Antibody-based therapies, termed biologics, are highly effective in treating immune disorders. Many patients, however, lose response to treatment due to the development of their own antibodies against the therapy. One method to prevent this problem is the co-administration of a second therapy to depress the immune system, an immunomodulator (IM). The optimal dose of IMs when used with biologics remains unknown. The proposed study will look at the dose of IM and its impact on antibody formation against the biologic as well as the resultant efficacy of that therapy. The results of our study will allow us to better utilize biologic therapy to keep patients in durable, long-term remission.

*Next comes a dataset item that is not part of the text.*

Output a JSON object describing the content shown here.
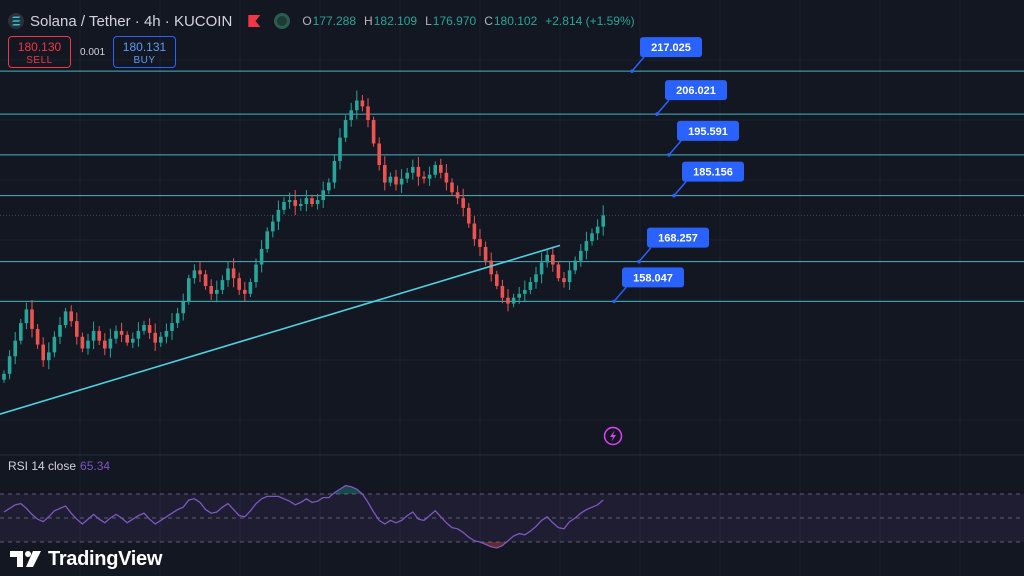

Estimated start date April 1, 2015 with analysis completion by October 1, 2015. Manuscript draft and submission by December 1, 2015. Results will be reported back to Yoda following manuscript revisions and acceptance, estimated April 1, 2016.
We expect the data analysis to result in preparation of a manuscript for publication in professional journals. Suitable journals include Gastroenterology, JAMA, or American journal of gastroenterology.
1. Hayes, M. J., Stein, A. C. and Sakuraba, A. (2014), Comparison of efficacy, pharmacokinetics, and immunogenicity between infliximab mono- versus combination therapy in ulcerative colitis. Journal of Gastroenterology and Hepatology: 2014 Jun;29(6):1177-85.